A Kimchi Recipe You Can Try
Square-Cut Napa Cabbage Kimchi (Mak Kimchi)
from “The Kimchi Cookbook” by Lauryn Chun
Prep: 30 minutes
Brine: 1 hour
Fermentation: 3 days
Makes 8 cups (10 to 12 servings)
Brine:
2 medium heads (about 4 to 6 pounds total) napa cabbage, cut into 2-inch squares
1/2 cup kosher salt
Seasoning paste:
1/2 cup thinly sliced yellow onion
4 teaspoons minced garlic
2 teaspoons peeled, finely grated fresh ginger
2 tablespoons anchovy sauce
2 tablespoons salted shrimp
2 teaspoons sugar
1/2 cup Korean chile pepper flakes
4 green onions, green parts only, cut into 2-inch pieces
1/4 cup water
In a large bowl, combine the cabbage with the salt and set aside for about 1 hour. Drain the liquid and rinse the cabbage to remove any traces of salt. Let the cabbage drain in a colander for 20 minutes, or use a salad spinner to remove most of the water.

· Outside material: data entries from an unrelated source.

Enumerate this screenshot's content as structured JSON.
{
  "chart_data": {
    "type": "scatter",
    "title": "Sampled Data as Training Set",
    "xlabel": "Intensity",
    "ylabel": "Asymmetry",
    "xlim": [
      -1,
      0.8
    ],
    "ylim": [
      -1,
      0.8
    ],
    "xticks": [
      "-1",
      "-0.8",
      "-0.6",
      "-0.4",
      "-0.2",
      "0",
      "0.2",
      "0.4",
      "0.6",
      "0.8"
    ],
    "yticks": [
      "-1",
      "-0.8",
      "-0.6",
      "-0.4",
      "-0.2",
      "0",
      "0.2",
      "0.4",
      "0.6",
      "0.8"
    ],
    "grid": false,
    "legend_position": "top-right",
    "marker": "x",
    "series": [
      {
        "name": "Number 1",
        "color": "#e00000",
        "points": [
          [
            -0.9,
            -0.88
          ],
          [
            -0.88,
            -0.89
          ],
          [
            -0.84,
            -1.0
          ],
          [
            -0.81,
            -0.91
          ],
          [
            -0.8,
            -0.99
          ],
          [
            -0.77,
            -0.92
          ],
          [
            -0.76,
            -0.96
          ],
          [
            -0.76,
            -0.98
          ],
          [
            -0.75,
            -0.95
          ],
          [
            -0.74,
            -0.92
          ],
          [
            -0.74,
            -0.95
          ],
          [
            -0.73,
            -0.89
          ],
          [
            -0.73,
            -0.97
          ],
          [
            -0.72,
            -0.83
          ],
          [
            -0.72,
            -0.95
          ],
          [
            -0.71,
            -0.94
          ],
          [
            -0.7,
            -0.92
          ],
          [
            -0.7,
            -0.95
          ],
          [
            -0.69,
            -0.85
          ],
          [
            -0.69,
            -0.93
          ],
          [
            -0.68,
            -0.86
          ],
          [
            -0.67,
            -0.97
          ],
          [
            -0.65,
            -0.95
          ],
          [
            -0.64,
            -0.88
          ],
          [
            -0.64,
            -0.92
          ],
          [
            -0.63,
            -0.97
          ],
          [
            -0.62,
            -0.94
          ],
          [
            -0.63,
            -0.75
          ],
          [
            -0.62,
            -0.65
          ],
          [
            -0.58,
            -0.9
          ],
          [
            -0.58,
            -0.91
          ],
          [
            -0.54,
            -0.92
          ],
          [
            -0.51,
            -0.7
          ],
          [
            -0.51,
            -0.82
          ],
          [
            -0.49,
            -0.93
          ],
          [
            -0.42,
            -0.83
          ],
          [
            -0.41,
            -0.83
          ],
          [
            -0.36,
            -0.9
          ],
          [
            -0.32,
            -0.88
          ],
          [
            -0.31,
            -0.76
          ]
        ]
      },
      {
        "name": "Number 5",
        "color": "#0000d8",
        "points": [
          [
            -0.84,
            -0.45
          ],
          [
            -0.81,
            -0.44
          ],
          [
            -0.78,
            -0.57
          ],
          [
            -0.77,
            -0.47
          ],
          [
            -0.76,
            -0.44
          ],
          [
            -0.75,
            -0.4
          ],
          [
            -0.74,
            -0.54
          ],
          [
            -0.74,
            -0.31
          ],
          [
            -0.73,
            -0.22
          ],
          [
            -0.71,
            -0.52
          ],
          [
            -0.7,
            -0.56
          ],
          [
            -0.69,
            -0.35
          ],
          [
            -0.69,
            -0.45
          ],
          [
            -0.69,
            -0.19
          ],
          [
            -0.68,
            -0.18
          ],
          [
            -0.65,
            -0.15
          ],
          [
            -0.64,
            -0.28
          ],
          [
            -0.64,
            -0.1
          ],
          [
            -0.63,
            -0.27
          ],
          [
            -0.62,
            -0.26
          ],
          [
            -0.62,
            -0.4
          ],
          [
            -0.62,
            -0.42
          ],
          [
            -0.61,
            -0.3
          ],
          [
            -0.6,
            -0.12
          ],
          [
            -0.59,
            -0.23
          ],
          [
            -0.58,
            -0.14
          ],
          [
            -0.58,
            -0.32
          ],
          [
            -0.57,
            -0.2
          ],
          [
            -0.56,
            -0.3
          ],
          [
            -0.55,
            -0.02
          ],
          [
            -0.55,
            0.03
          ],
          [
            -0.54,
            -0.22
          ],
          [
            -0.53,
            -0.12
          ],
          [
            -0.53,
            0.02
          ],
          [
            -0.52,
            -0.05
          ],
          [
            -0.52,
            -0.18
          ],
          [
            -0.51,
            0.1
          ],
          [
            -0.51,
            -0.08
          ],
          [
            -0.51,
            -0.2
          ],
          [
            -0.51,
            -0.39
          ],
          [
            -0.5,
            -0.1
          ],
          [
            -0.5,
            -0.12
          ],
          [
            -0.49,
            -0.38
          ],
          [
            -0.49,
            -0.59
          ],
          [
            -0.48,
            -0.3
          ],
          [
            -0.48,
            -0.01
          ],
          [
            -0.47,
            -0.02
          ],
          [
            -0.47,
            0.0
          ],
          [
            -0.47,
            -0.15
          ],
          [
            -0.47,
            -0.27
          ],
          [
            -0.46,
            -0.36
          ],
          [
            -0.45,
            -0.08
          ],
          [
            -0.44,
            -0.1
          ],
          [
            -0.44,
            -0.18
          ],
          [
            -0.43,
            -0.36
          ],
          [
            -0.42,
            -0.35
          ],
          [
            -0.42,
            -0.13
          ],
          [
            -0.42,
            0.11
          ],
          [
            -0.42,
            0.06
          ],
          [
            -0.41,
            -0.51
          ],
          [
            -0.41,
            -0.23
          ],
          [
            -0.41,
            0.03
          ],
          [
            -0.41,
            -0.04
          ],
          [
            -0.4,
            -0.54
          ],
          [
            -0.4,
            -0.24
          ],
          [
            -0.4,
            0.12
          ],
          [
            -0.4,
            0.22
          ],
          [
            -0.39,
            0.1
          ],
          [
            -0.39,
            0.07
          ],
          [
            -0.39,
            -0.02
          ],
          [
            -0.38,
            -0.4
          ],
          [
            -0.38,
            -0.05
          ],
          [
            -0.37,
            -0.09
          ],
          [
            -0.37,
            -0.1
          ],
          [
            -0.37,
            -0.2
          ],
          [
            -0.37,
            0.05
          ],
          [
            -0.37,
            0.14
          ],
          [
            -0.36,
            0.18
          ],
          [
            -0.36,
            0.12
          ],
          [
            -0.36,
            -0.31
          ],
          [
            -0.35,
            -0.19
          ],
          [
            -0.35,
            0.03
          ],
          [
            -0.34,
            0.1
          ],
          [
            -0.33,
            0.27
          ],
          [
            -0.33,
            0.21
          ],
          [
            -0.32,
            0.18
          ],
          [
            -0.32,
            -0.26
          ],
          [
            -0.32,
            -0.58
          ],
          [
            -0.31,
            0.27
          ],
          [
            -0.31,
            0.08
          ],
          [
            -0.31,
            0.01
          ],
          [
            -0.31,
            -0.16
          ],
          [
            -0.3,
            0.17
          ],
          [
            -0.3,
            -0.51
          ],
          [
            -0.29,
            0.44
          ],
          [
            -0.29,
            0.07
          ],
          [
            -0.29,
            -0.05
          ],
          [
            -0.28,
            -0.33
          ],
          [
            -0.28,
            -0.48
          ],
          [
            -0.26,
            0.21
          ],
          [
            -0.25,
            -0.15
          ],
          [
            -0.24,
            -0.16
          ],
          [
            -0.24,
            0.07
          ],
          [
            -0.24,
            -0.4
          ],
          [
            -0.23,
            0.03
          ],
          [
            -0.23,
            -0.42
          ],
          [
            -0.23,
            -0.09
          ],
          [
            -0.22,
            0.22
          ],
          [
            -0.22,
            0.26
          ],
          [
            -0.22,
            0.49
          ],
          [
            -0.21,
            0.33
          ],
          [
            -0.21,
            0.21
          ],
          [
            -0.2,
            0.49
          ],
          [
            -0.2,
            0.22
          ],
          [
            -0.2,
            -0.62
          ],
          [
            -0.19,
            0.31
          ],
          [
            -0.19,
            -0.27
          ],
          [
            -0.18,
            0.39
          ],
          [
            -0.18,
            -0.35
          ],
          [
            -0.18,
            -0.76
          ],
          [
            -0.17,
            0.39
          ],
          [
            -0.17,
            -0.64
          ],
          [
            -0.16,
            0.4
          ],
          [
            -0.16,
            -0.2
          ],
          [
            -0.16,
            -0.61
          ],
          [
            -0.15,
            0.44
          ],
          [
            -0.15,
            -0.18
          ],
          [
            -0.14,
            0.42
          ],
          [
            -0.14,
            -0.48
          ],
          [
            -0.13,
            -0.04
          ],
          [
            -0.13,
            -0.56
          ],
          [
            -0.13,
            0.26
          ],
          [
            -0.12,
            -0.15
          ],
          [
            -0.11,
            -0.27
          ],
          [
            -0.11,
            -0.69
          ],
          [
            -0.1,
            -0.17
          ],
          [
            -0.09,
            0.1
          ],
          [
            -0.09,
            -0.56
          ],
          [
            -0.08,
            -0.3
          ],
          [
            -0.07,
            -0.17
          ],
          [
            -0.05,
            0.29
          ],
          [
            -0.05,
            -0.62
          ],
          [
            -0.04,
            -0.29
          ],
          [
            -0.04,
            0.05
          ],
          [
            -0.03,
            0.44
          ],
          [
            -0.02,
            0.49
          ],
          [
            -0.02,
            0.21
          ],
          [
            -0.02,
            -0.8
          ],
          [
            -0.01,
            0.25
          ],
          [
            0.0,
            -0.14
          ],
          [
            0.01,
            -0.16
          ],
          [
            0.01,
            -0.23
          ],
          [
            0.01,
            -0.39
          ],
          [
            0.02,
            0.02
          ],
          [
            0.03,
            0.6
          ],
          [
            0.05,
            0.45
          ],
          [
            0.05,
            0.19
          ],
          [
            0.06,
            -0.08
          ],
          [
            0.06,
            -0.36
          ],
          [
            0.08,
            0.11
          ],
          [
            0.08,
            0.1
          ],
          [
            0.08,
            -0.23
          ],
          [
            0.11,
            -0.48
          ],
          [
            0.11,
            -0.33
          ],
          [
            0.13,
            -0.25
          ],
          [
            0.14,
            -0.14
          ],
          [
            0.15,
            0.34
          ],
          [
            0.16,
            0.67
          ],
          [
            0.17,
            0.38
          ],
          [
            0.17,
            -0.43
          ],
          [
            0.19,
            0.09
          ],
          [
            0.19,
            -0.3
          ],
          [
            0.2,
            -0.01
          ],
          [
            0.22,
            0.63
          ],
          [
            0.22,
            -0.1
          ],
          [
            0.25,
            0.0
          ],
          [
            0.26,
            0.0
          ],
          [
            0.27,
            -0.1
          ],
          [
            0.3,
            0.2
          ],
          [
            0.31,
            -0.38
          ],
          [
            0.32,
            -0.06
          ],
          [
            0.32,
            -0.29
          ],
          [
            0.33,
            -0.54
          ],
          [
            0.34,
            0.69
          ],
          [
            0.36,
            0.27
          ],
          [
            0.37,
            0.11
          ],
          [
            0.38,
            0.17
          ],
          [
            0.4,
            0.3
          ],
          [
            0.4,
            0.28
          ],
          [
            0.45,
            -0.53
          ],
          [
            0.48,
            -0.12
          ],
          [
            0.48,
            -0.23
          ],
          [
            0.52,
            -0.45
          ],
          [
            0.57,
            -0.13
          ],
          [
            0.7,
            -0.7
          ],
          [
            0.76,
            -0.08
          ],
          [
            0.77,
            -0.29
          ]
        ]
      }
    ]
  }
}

Meanwhile, make the seasoning paste. In a mini food processor fitted with a metal blade, pulse together the onion, garlic, ginger, anchovy sauce, shrimp and sugar until a paste forms. Transfer to a bowl and mix in the chile pepper flakes. Set aside for 15 minutes to let the flavors combine.
In a large bowl, mix together the green onions, seasoning paste and drained cabbage until combined thoroughly, making sure the seasoning paste is distributed evenly among the leaves. Pack the mixture tightly into a 2-quart container. Add 1/4 cup water to the mixing bowl, and swirl the water around to collect the remaining seasoning paste. Add the water to the container, cover tightly and set aside for 3 days at room temperature. The cabbage will expand as it ferments, so be sure to place the jar on a plate or in a bowl to catch the overflow. Refrigerate and consume within 6 months.
To make a vegan version, omit the anchovy sauce and salted shrimp, and instead add 3 tablespoons of mushroom broth.